The light rail resumed service on February 24, 2012, after emergency supports were placed underneath the bridge and a second pair of cables were removed due to cracks in their anchor points. Hiawatha Avenue was reopened to traffic underneath the bridge on February 27, 2012.

The original cable failure was due to cracks in diaphragm plates that anchor the ends of the cables to the steel tower, and significant cracks have subsequently been found in three of those anchorages. The engineering firm Wiss, Janney, Elstner Associates, Inc. was hired to investigate how the diaphragm plates became compromised. On June 8, 2012, a summary report of the investigation was released in which the failure was attributed to wind-induced "cable vibrations that induce damaging stress range cycles at fatigue sensitive details in the cable diaphragm plates." The effect of cable vibrations caused by wind was not included in the original design package for the bridge.
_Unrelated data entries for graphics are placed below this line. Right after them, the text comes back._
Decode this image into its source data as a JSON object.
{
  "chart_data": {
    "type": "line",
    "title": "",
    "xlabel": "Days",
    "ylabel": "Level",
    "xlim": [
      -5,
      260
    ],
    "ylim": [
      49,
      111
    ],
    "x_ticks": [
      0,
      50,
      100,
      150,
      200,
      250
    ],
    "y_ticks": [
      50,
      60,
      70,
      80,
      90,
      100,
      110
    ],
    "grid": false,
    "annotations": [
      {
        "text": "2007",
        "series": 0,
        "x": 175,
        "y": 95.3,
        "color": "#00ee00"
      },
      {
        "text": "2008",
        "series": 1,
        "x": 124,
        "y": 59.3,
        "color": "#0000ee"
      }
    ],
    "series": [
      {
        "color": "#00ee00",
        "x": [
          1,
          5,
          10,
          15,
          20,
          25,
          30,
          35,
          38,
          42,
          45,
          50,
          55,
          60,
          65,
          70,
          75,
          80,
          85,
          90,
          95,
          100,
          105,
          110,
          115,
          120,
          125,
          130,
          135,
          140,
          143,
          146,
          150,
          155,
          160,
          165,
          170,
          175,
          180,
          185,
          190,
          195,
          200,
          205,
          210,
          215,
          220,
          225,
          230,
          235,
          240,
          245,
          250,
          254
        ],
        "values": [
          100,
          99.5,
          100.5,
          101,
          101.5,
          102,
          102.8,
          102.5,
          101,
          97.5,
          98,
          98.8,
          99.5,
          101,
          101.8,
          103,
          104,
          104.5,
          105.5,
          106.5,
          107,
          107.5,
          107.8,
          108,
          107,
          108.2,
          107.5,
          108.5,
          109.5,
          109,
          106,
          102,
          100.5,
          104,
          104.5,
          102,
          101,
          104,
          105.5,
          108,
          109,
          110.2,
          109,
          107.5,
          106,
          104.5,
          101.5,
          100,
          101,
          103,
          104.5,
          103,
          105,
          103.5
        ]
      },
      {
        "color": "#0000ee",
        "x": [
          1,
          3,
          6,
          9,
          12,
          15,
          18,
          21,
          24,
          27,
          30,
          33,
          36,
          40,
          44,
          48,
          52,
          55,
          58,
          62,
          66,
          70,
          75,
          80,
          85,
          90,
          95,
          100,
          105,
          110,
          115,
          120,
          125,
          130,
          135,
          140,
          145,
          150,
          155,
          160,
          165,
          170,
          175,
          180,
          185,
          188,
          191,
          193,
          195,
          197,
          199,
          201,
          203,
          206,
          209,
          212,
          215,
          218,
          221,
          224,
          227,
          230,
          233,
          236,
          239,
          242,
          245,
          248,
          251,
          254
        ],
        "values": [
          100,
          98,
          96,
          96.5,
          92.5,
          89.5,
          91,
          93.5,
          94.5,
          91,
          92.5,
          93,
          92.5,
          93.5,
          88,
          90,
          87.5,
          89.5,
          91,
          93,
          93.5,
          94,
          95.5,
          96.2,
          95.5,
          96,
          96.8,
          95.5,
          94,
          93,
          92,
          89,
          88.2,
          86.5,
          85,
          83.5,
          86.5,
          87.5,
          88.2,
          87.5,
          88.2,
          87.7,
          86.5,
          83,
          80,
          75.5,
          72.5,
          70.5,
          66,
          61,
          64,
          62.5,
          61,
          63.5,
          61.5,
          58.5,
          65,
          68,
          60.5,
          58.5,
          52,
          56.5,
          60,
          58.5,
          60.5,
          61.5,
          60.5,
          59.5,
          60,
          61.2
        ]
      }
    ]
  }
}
The bridge reopened for bicycle and pedestrian traffic on June 1, 2012, with temporary support structures in place. New plates were designed, and the bridge was closed once more between September 23, 2012, and November 19, 2012, to allow them to be retrofitted as permanent repairs.

==2023 Repairs==
An inspection in 2020 found voids and rusting in the concrete around two of the cable points on the side of the bridge. Starting on May 15, 2023 and completing in September, 2023, the cable points were reinforced by adding steel reinforcements to the anchors. During the repairs, traffic below the bridge on Hiawatha Ave S was reduced to one or two lanes.